Hop Harrigan
- Genre: Juvenile adventure serial
- Running time: 15 minutes
- Country of origin: United States
- Language: English
- Syndicates: ABC Mutual
- Starring: Chester Stratton Albert Aley Mitzi Gould Ken Lynch Jackson Beck
- Announcer: Glenn Riggs Dresser Dahlstead Vic Perrin
- Written by: Albert Aley Bob Burtt Wilfred Moore
- Directed by: Jay Clark Jack Johnstone Allen Ducovny Jessica Maxwell
- Produced by: Harry Ingram
- Original release: August 31, 1942 – February 6, 1948
- Sponsored by: General Foods

= Hop Harrigan (radio program) =

American radio program for children

Hop Harrigan is an American old-time radio juvenile adventure program. It was broadcast on ABC from August 31, 1942, until August 2, 1946, and on Mutual from October 2, 1946, until February 6, 1948. General Foods began sponsoring the program on October 2, 1944; it had previously been unsponsored.

==Format==
The Hop Harrigan character originated in All American Comics, and the radio program was adapted from that publication. Harrigan was a young aviator, and most of the show's plots dealt with his battles with the Axis powers during World War II. At age 18, Harrigan was not much older than the show's target audience of young listeners.
 In his book, Radio Crime Fighters: Over 300 Programs from the Golden Age, Jim Cox wrote that Harrigan's "detecting and crime fighting enthralled the adolescents for whom it was intended, creating a loyal following that clung to every new action-packed crisis."

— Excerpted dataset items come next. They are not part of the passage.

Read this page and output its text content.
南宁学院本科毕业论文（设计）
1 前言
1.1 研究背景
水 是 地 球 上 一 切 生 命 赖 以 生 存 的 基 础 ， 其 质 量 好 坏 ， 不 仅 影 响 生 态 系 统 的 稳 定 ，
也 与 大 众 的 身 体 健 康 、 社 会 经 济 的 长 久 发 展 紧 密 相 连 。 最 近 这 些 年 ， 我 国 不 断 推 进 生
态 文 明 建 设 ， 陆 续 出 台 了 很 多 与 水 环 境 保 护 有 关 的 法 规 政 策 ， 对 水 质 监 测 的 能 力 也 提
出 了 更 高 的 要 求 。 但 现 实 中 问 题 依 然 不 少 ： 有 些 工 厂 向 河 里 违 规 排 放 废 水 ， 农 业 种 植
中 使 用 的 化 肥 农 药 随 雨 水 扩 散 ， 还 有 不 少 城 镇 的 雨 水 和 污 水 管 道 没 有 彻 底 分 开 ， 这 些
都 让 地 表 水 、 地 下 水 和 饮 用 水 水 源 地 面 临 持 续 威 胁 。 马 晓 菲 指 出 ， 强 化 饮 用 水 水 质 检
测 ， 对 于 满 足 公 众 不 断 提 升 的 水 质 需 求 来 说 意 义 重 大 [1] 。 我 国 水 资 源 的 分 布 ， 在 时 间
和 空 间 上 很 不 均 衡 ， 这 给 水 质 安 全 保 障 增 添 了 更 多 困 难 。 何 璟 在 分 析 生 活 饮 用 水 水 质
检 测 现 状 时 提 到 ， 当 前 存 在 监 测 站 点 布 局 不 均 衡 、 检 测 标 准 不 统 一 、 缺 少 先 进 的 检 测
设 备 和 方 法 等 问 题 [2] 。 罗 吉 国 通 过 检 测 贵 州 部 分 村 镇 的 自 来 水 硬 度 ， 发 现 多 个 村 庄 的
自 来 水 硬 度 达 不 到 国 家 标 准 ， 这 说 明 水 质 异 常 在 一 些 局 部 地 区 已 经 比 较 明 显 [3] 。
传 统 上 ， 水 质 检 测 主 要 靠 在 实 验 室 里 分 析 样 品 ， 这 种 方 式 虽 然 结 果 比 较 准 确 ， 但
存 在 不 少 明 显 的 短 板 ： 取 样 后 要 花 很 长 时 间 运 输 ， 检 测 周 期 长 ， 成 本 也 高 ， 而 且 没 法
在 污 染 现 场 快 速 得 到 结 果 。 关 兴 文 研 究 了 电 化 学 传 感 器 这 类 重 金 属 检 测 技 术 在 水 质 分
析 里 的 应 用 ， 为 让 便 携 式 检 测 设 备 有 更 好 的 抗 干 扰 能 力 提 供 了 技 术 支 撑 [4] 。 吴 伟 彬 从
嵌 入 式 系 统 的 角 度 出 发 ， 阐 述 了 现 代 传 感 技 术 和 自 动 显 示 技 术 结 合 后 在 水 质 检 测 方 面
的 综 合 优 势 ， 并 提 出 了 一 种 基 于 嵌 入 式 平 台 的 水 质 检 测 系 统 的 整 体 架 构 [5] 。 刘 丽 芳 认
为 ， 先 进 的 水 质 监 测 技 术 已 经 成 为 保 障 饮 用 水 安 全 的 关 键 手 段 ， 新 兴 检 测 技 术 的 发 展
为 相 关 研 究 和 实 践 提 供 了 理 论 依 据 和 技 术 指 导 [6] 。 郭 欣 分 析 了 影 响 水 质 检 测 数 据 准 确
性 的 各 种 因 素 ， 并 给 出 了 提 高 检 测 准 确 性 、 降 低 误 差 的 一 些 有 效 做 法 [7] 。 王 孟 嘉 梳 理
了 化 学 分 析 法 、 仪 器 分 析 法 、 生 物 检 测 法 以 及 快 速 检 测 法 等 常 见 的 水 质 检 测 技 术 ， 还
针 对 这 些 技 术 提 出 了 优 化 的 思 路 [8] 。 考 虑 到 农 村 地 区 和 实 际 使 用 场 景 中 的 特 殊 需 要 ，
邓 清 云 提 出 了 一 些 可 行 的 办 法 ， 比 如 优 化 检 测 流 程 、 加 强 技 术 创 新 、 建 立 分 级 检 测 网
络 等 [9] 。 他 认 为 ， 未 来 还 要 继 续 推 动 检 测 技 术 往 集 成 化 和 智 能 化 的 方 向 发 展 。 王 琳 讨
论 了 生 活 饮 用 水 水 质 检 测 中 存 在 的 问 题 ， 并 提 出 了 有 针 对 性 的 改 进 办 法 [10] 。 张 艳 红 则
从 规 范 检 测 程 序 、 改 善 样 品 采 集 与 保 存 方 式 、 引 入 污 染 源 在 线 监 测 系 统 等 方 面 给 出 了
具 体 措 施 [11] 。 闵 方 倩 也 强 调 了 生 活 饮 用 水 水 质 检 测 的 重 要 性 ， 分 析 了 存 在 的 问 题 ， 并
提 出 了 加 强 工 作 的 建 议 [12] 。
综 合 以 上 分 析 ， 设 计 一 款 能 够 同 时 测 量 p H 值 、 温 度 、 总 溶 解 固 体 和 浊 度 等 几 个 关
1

The program was produced in cooperation with the Air Training Corps of America and was endorsed by the Office of the Adjutant General of the Army.

==Personnel==
Chester Stratton initially had the title role in the program. Albert Aley played Harrigan later. Mitzi Gould played Harrigan's girlfriend. The only other character appearing regularly was Tank Tinker, Harrigan's mechanic, who was played first by Ken Lynch and later by Jackson Beck. Announcers were Glenn Riggs, Dresser Dahlstead, and Vic Perrin. Directors included Jay Clark, Jack Johnstone, Allen Ducovny, and Jessica Maxwell. Writers included Aley, Bob Burtt, and Wilfred Moore. Producers included Harry Ingram.

==Popularity==
In the program's second month on the air, the staff of Hop Harrigan received 124,264 letters as people wrote in for premiums that were offered to listeners. The program had two organizations for young fans—the All American Flying Club and the American Observation Corps.